How to load the dataset with pandas
The dataset is stored in an HDF5 file and can be loaded with pandas by running the following command:
>>> train_data = pandas.read_hdf("train_data.h5", 'data')
Labels are stored in a CSV file and can be loaded as follows:
>>> labels = pandas.read_csv("train_labels.csv")
Description of rows in the dataset
For each row, we want predict on which venue the next trade will be executed. The stock is represented by a randomized stock_id and the day by a randomized day_id.
Each row provides a description of six order books, from six trading venues, and a history of trades for the corresponding asset.
An order book lists the quantities of an asset that are currently on offer by sellers (who ask for higher prices) and the quantities that buyers wish to acquire (who bid at lower prices). The six order books (one for each trading venue) are described in the dataset through the best two bids and best two asks (which makes them respectively the two highest bid prices of the buyers and the two lowest ask prices of the sellers).
We call aggregate volume the sum of all quantities on both the bid and ask sides (only considering the best two bids and best two asks) in the six given books.
We also define the aggregate mid-price as the average of the best bid among the six books (i.e. the maximum of the best six bids) and the best ask among the six books (i.e. the minimum of the best six asks).

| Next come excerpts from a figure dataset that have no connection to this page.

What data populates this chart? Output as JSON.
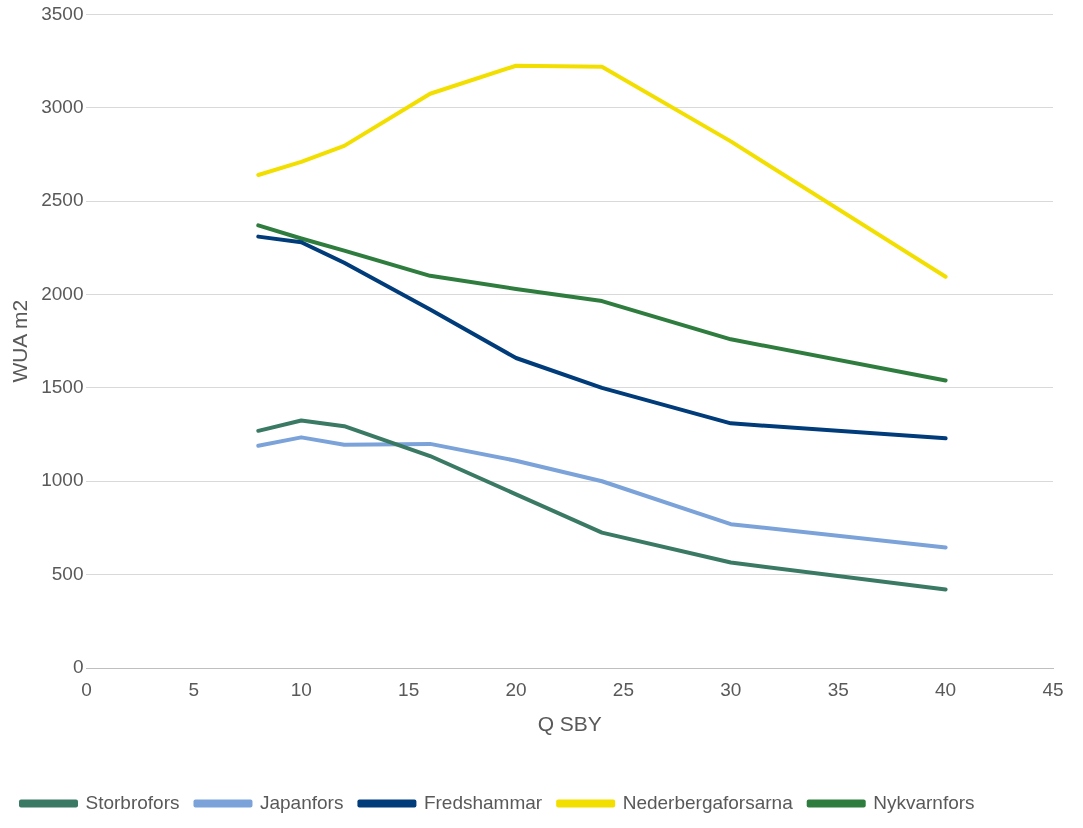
{
  "chart_data": {
    "type": "line",
    "xlabel": "Q SBY",
    "ylabel": "WUA m2",
    "x": [
      8,
      10,
      12,
      16,
      20,
      24,
      30,
      40
    ],
    "xlim": [
      0,
      45
    ],
    "xticks": [
      0,
      5,
      10,
      15,
      20,
      25,
      30,
      35,
      40,
      45
    ],
    "ylim": [
      0,
      3500
    ],
    "yticks": [
      0,
      500,
      1000,
      1500,
      2000,
      2500,
      3000,
      3500
    ],
    "grid": "y",
    "legend": "bottom",
    "marker": "none",
    "line_style": "solid",
    "series": [
      {
        "name": "Storbrofors",
        "color": "#3a7a64",
        "values": [
          1270,
          1325,
          1295,
          1135,
          930,
          725,
          565,
          420
        ]
      },
      {
        "name": "Japanfors",
        "color": "#7ba3d9",
        "values": [
          1190,
          1235,
          1195,
          1200,
          1110,
          1000,
          770,
          645
        ]
      },
      {
        "name": "Fredshammar",
        "color": "#003b7a",
        "values": [
          2310,
          2280,
          2170,
          1920,
          1660,
          1500,
          1310,
          1230
        ]
      },
      {
        "name": "Nederbergaforsarna",
        "color": "#f2df00",
        "values": [
          2640,
          2710,
          2796,
          3075,
          3225,
          3220,
          2820,
          2095
        ]
      },
      {
        "name": "Nykvarnfors",
        "color": "#2f7d3e",
        "values": [
          2370,
          2300,
          2235,
          2100,
          2030,
          1965,
          1760,
          1540
        ]
      }
    ]
  }
}
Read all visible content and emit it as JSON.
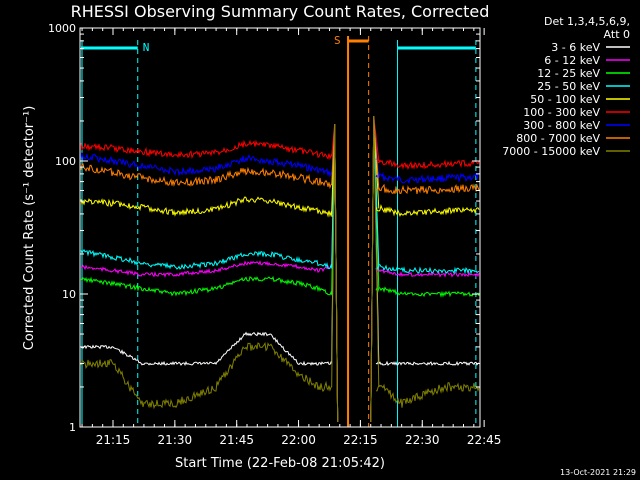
{
  "chart_data": {
    "type": "line",
    "title": "RHESSI Observing Summary Count Rates, Corrected",
    "xlabel": "Start Time (22-Feb-08 21:05:42)",
    "ylabel": "Corrected Count Rate (s⁻¹ detector⁻¹)",
    "yscale": "log",
    "ylim": [
      1,
      1000
    ],
    "xlim": [
      "21:07",
      "22:44"
    ],
    "xticks": [
      "21:15",
      "21:30",
      "21:45",
      "22:00",
      "22:15",
      "22:30",
      "22:45"
    ],
    "yticks": [
      "1",
      "10",
      "100",
      "1000"
    ],
    "legend_header": [
      "Det 1,3,4,5,6,9,",
      "Att 0"
    ],
    "legend_position": "right",
    "series": [
      {
        "name": "3 - 6 keV",
        "color": "#ffffff",
        "x": [
          "21:07",
          "21:15",
          "21:22",
          "21:30",
          "21:40",
          "21:47",
          "21:53",
          "22:00",
          "22:05",
          "22:08",
          "22:20",
          "22:25",
          "22:35",
          "22:44"
        ],
        "y": [
          4,
          4,
          3,
          3,
          3,
          5,
          5,
          3,
          3,
          3,
          3,
          3,
          3,
          3
        ]
      },
      {
        "name": "6 - 12 keV",
        "color": "#ff00ff",
        "x": [
          "21:07",
          "21:15",
          "21:22",
          "21:30",
          "21:40",
          "21:47",
          "21:53",
          "22:00",
          "22:05",
          "22:08",
          "22:20",
          "22:25",
          "22:35",
          "22:44"
        ],
        "y": [
          16,
          15,
          14,
          14,
          15,
          17,
          17,
          16,
          15,
          16,
          15,
          14,
          14,
          14
        ]
      },
      {
        "name": "12 - 25 keV",
        "color": "#00ff00",
        "x": [
          "21:07",
          "21:15",
          "21:22",
          "21:30",
          "21:40",
          "21:47",
          "21:53",
          "22:00",
          "22:05",
          "22:08",
          "22:20",
          "22:25",
          "22:35",
          "22:44"
        ],
        "y": [
          13,
          12,
          11,
          10,
          11,
          13,
          13,
          12,
          11,
          10,
          11,
          10,
          10,
          10
        ]
      },
      {
        "name": "25 - 50 keV",
        "color": "#00ffff",
        "x": [
          "21:07",
          "21:15",
          "21:22",
          "21:30",
          "21:40",
          "21:47",
          "21:53",
          "22:00",
          "22:05",
          "22:08",
          "22:20",
          "22:25",
          "22:35",
          "22:44"
        ],
        "y": [
          21,
          19,
          17,
          16,
          17,
          20,
          20,
          18,
          17,
          16,
          16,
          15,
          15,
          15
        ]
      },
      {
        "name": "50 - 100 keV",
        "color": "#ffff00",
        "x": [
          "21:07",
          "21:15",
          "21:22",
          "21:30",
          "21:40",
          "21:47",
          "21:53",
          "22:00",
          "22:05",
          "22:08",
          "22:20",
          "22:25",
          "22:35",
          "22:44"
        ],
        "y": [
          50,
          48,
          45,
          41,
          43,
          52,
          50,
          45,
          42,
          40,
          44,
          40,
          42,
          43
        ]
      },
      {
        "name": "100 - 300 keV",
        "color": "#ff0000",
        "x": [
          "21:07",
          "21:15",
          "21:22",
          "21:30",
          "21:40",
          "21:47",
          "21:53",
          "22:00",
          "22:05",
          "22:08",
          "22:20",
          "22:25",
          "22:35",
          "22:44"
        ],
        "y": [
          130,
          125,
          118,
          110,
          115,
          135,
          130,
          120,
          112,
          108,
          100,
          92,
          94,
          97
        ]
      },
      {
        "name": "300 - 800 keV",
        "color": "#0000ff",
        "x": [
          "21:07",
          "21:15",
          "21:22",
          "21:30",
          "21:40",
          "21:47",
          "21:53",
          "22:00",
          "22:05",
          "22:08",
          "22:20",
          "22:25",
          "22:35",
          "22:44"
        ],
        "y": [
          110,
          100,
          92,
          83,
          88,
          105,
          100,
          92,
          85,
          80,
          76,
          72,
          74,
          76
        ]
      },
      {
        "name": "800 - 7000 keV",
        "color": "#ff8000",
        "x": [
          "21:07",
          "21:15",
          "21:22",
          "21:30",
          "21:40",
          "21:47",
          "21:53",
          "22:00",
          "22:05",
          "22:08",
          "22:20",
          "22:25",
          "22:35",
          "22:44"
        ],
        "y": [
          90,
          82,
          75,
          68,
          72,
          85,
          82,
          75,
          70,
          66,
          62,
          60,
          61,
          63
        ]
      },
      {
        "name": "7000 - 15000 keV",
        "color": "#808000",
        "x": [
          "21:07",
          "21:15",
          "21:22",
          "21:30",
          "21:40",
          "21:47",
          "21:53",
          "22:00",
          "22:05",
          "22:08",
          "22:20",
          "22:25",
          "22:35",
          "22:44"
        ],
        "y": [
          3,
          3,
          1.5,
          1.5,
          2,
          4,
          4,
          2.5,
          2,
          2,
          2,
          1.5,
          2,
          2
        ]
      }
    ],
    "annotations": [
      {
        "text": "N",
        "color": "#00ffff",
        "at": "21:21"
      },
      {
        "text": "S",
        "color": "#ff8000",
        "at": "22:11"
      }
    ]
  },
  "footer_timestamp": "13-Oct-2021 21:29"
}
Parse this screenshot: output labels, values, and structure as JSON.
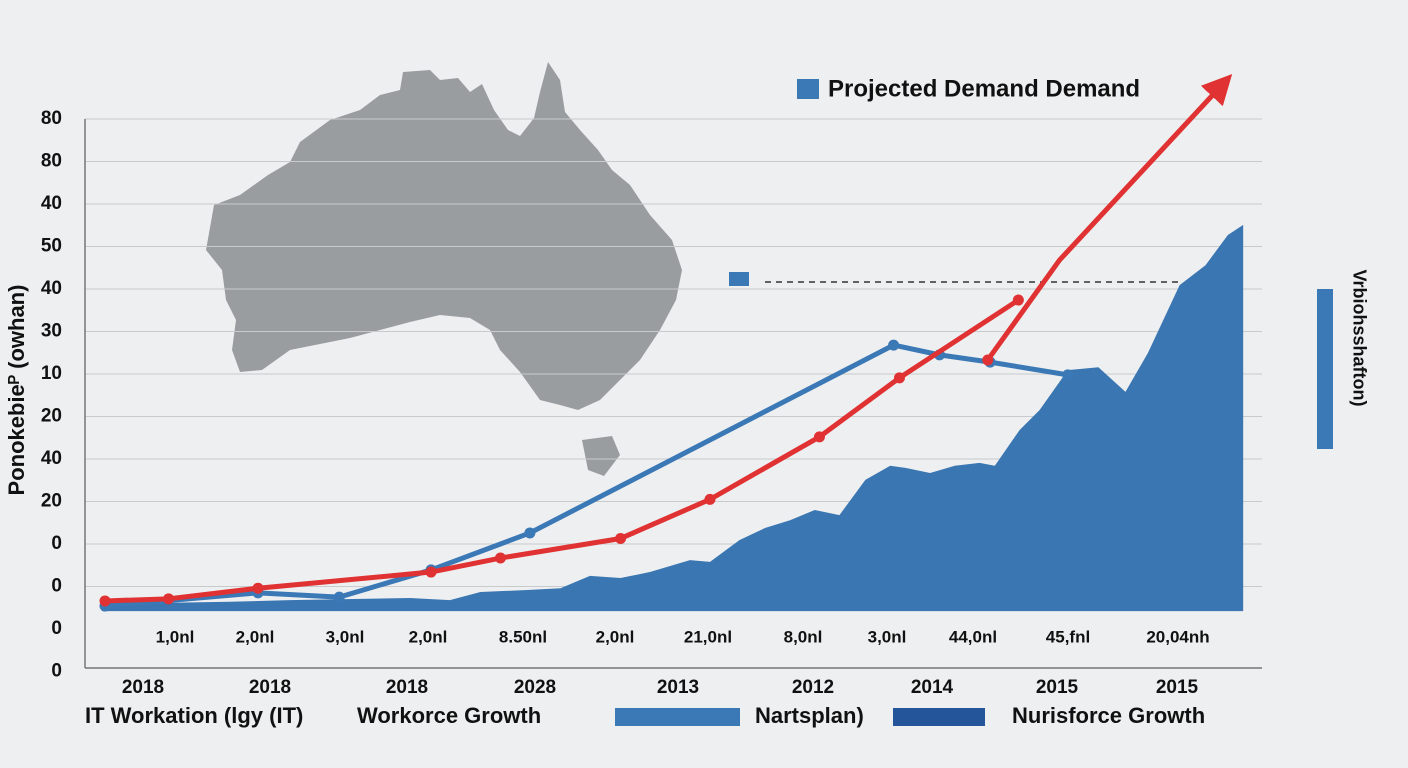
{
  "chart_data": {
    "type": "line",
    "legend_title": "Projected Demand Demand",
    "y_axis_title": "Ponokebieᴾ (owhan)",
    "right_label": "Vrbiohsshafton)",
    "y_labels": [
      "80",
      "80",
      "40",
      "50",
      "40",
      "30",
      "10",
      "20",
      "40",
      "20",
      "0",
      "0",
      "0",
      "0"
    ],
    "ylim": [
      0,
      13
    ],
    "xlim": [
      0,
      100
    ],
    "categories": [
      "2018",
      "2018",
      "2018",
      "2028",
      "2013",
      "2012",
      "2014",
      "2015",
      "2015"
    ],
    "x_annotations": [
      "1,0nl",
      "2,0nl",
      "3,0nl",
      "2,0nl",
      "8.50nl",
      "2,0nl",
      "21,0nl",
      "8,0nl",
      "3,0nl",
      "44,0nl",
      "45,fnl",
      "20,04nh"
    ],
    "bottom_legend": [
      "IT Workation (lgy (IT)",
      "Workorce Growth",
      "Nartsplan)",
      "Nurisforce Growth"
    ],
    "grid": true,
    "series": [
      {
        "kind": "area",
        "color": "#3a76b2",
        "baseline": 1.42,
        "x": [
          1.7,
          12.3,
          17.4,
          27.6,
          31.0,
          33.6,
          37.8,
          40.4,
          42.9,
          45.5,
          48.0,
          51.4,
          53.1,
          55.6,
          57.8,
          59.9,
          62.0,
          64.1,
          66.3,
          68.4,
          69.7,
          71.8,
          73.9,
          76.0,
          77.3,
          79.4,
          81.1,
          83.5,
          86.1,
          88.4,
          90.3,
          93.0,
          95.2,
          97.1,
          98.4
        ],
        "values": [
          1.59,
          1.64,
          1.68,
          1.73,
          1.68,
          1.87,
          1.92,
          1.96,
          2.25,
          2.2,
          2.34,
          2.62,
          2.58,
          3.09,
          3.38,
          3.56,
          3.8,
          3.68,
          4.51,
          4.84,
          4.79,
          4.67,
          4.84,
          4.91,
          4.84,
          5.68,
          6.15,
          7.09,
          7.16,
          6.58,
          7.49,
          9.09,
          9.56,
          10.27,
          10.51
        ]
      },
      {
        "kind": "line",
        "color": "#3b78b6",
        "x": [
          1.7,
          14.7,
          21.6,
          29.4,
          37.8,
          68.7,
          72.6,
          76.9,
          83.5
        ],
        "values": [
          1.54,
          1.85,
          1.75,
          2.39,
          3.26,
          7.68,
          7.45,
          7.28,
          6.98
        ]
      },
      {
        "kind": "line",
        "color": "#e03232",
        "x": [
          1.7,
          7.1,
          14.7,
          29.4,
          35.3,
          45.5,
          53.1,
          62.4,
          69.2,
          79.3
        ],
        "values": [
          1.66,
          1.71,
          1.96,
          2.34,
          2.67,
          3.13,
          4.05,
          5.52,
          6.91,
          8.74
        ]
      },
      {
        "kind": "arrow",
        "color": "#e03232",
        "x": [
          76.7,
          82.8,
          96.6
        ],
        "values": [
          7.33,
          9.68,
          13.8
        ]
      }
    ]
  }
}
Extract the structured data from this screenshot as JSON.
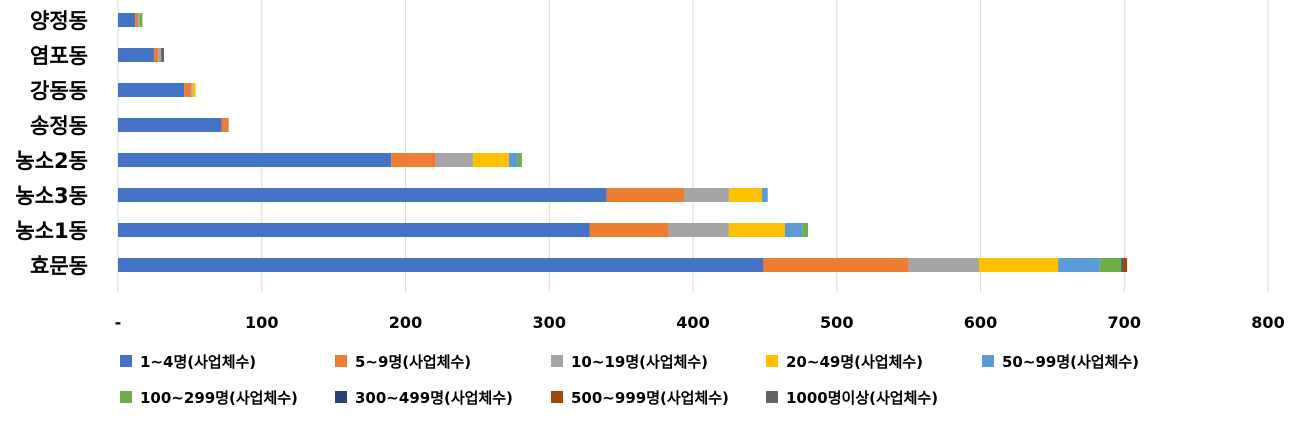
{
  "chart_data": {
    "type": "bar",
    "orientation": "horizontal",
    "stacked": true,
    "categories": [
      "양정동",
      "염포동",
      "강동동",
      "송정동",
      "농소2동",
      "농소3동",
      "농소1동",
      "효문동"
    ],
    "xlim": [
      0,
      800
    ],
    "x_ticks": [
      "-",
      "100",
      "200",
      "300",
      "400",
      "500",
      "600",
      "700",
      "800"
    ],
    "grid": true,
    "legend_position": "bottom",
    "series": [
      {
        "name": "1~4명(사업체수)",
        "color": "#4472C4",
        "values": [
          12,
          25,
          46,
          72,
          190,
          340,
          328,
          449
        ]
      },
      {
        "name": "5~9명(사업체수)",
        "color": "#ED7D31",
        "values": [
          2,
          3,
          5,
          5,
          31,
          54,
          55,
          101
        ]
      },
      {
        "name": "10~19명(사업체수)",
        "color": "#A5A5A5",
        "values": [
          1,
          2,
          1,
          0,
          26,
          31,
          42,
          49
        ]
      },
      {
        "name": "20~49명(사업체수)",
        "color": "#FFC000",
        "values": [
          0,
          0,
          2,
          0,
          25,
          23,
          39,
          55
        ]
      },
      {
        "name": "50~99명(사업체수)",
        "color": "#5B9BD5",
        "values": [
          0,
          0,
          0,
          0,
          6,
          4,
          12,
          29
        ]
      },
      {
        "name": "100~299명(사업체수)",
        "color": "#70AD47",
        "values": [
          2,
          0,
          0,
          0,
          3,
          0,
          4,
          15
        ]
      },
      {
        "name": "300~499명(사업체수)",
        "color": "#264478",
        "values": [
          0,
          0,
          0,
          0,
          0,
          0,
          0,
          1
        ]
      },
      {
        "name": "500~999명(사업체수)",
        "color": "#9E480E",
        "values": [
          0,
          0,
          0,
          0,
          0,
          0,
          0,
          3
        ]
      },
      {
        "name": "1000명이상(사업체수)",
        "color": "#636363",
        "values": [
          0,
          2,
          0,
          0,
          0,
          0,
          0,
          0
        ]
      }
    ]
  }
}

Each of the six books is described as follows:
The 'bid' column (respectively 'ask') represents the difference between the best bid (respectively best ask) and the aggregate mid-price, expressed in some fixed currency unit.
The 'bid1' column (respectively 'ask1') represents the difference between the second best bid (respectively second best ask) and the aggregate mid-price, expressed in some fixed currency unit.
The 'bid_size' column (respectively 'ask_size') represents the total number of stocks available at the best bid (respectively best ask) divided by the aggregate volume.
The 'bid_size1' column (respectively 'ask_size1') represents the total number of stocks available at the second best bid (respectively at the second best ask) divided by the aggregate volume.
The 'ts_last_update' column corresponds to the timestamp, given as a number of microseconds since midnight (local time), of the last update of the book.
A NAN value indicates an empty book or a partially empty book.
Note that all prices are expressed in the same fixed currency unit.
Besides, since all the trading venues belong to the same time zone, all the timestamps have the same time reference.
Each row also comprises a description of the ten last trades (ordered from the most recent one to the oldest one) for the corresponding asset. A trade represents a transaction of a certain quantity of an asset at a given price between a buyer and a seller. Most trade result from the matching of an order in an order book with an incoming order but they can also result from a different trading mechanism such as auctions. Trades often involve fees, paid by the buyer and the seller, which vary from one trading venue to another.
The ten trades from the history of trades are given are described as follows:
Its quantity ('qty'): the number of stocks traded, divided by the aggregate volume (defined above in the section "Order book").
Its timestamp ('tod'): when the trade was executed, given as a number of microseconds since midnight (local time).
Its price ('price'), representing the difference between the trade price with the aggregate mid-price (defined in the section "Order book"), expressed in some fixed currency unit.
Its source ('source_id') representing the trading venue on which this particular trade was executed.
Description of labels
The labels correspond to the trading venues to predict. Each of the six trading venues is represented by a number between 0 and 5.